Les voyageurs sont habillés d’une longue chemise à manches flottantes, d’un pantalon de toile s’arrêtant au genou, d’un gilet turc de drap foncé, d’une robe blanche à manches courtes et capuchon, coiffés d’une calotte rouge et d’un turban de soie noire. Charles de Foucauld, qui s’appelle provisoirement le rabbin Joseph Aleman, et Mardochée, qui a conservé son nom, se dirigent d’abord vers Tlemcen, où ils recherchent auprès de juifs du Rif le moyen de pénétrer au Maroc par la frontière algéro-marocaine. Voici le récit pittoresque de Foucauld :
« Ils viendront nous trouver à 8 heures du soir, dans une chambre que nous louons…; dans cette pièce, de 2 mètres de large sur 5 de long, dont les murs, le sol et le plafond sont peints en gris, ont été placés, sur un escabeau, une bougie, une bouteille d’anisette et un verre. Les uns après les autres, une dizaine de juifs, la plupart à barbe blanche, entrent discrètement, et nous voici tous assis par terre en cercle autour de la bougie. Mardochée remplit le verre d’anisette, l’élève et dit : « A la santé de la loi ! à la santé d’Israël ! à la santé de Jérusalem ! à la santé du pays saint ! à la santé du Sbaot ! à vos santés à tous, ô docteurs ! à ta santé, rabbin Joseph (moi) ! » Il trempe ses lèvres dans le verre, et le passe à son voisin qui le vide ; puis le verre fait le tour, et chacun des juifs le vide d’un trait. Mardochée prend la parole… »

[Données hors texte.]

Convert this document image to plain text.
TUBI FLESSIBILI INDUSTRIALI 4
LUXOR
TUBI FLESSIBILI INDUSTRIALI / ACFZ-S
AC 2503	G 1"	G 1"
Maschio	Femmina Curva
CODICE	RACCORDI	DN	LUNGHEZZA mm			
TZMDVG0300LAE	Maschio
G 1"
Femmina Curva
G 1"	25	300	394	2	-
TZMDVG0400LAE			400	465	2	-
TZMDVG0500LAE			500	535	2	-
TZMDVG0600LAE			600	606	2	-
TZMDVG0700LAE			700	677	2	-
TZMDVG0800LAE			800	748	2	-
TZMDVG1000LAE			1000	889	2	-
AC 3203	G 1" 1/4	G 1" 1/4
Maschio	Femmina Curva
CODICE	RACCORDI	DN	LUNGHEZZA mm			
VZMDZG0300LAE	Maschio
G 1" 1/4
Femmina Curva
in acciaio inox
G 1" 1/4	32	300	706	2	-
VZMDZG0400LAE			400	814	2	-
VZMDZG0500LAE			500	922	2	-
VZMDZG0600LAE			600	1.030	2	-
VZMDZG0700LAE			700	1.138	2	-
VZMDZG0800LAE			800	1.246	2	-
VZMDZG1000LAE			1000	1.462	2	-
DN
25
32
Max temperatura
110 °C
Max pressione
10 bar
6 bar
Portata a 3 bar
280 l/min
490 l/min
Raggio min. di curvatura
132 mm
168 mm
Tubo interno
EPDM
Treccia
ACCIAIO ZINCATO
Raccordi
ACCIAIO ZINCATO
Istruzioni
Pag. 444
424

Il raconte son histoire, et la termine par ce trait entièrement inventé : Mardochée a eu, voilà deux ans passés, une discussion avec le frère de sa femme, et le jeune homme a quitté Alger, et on ne l’a plus revu. Depuis lors, la femme de Mardochée est inconsolable. Elle ne fait que pleurer.
« Or, il y a quelques jours, on lui a dit que son frère était allé dans le Rif, exerçant le métier de bijoutier, sans pouvoir préciser en quelle ville. Aussitôt, elle a supplié son mari d’aller à la recherche du fugitif, et lui, bon époux, pour rendre le repos et la santé à sa femme, s’est décidé à ce voyage ; il est donc résolu à explorer le Rif, village par village s’il le faut, pour retrouver son beau-frère. C’est ce qui l’amène aujourd’hui à Tlemcen. Pour ce jeune israélite qui l’accompagne, et qu’on l’entend nommer rabbin Joseph, c’est un pauvre rabbin moscovite qui se rend au Maroc, pays des juifs pieux, pour quêter des aumônes ; Mardochée l’a emmené avec lui et a payé son voyage jusqu’à Nemours, par pure pitié. Maintenant, il supplie ces docteurs, qui tous ont habité le Rif, de recueillir leurs souvenirs, et de lui apprendre s’ils n’ont point connu celui qu’il cherche, un israélite blond et pâle, âgé de vingt-deux ans, nommé Juda Safertani. Quel présent ne fera- t-il pas à celui qui dira où il se trouve ? Les assistants réfléchissent, cherchent, discutent, mais en vain ; aucun d’eux ne connaît Juda Safertani. Mardochée soupire, et les prie de lui donner au moins des renseignements sur le Rif : par où y pénètre-t-on ? comment y voyage-t-on ? en quels lieux y a-t-il des juifs ? quels sont les hommes influents du pays ? La conversation reprend sur ce sujet, l’anisette l’anime, de nouvelles bouteilles remplacent la première, le verre fait nombre de fois le tour du cercle, on parle très haut, et la discussion devient vive sur les meilleurs moyens de parcourir le Rif. Quand nos « cousins » se retirent, il est convenu que nous partirons le lendemain pour Lalla-Marnia ; de là, nous gagnerons Nemours, d’où nous entrerons, s’il plaît à Dieu, dans le Rif. »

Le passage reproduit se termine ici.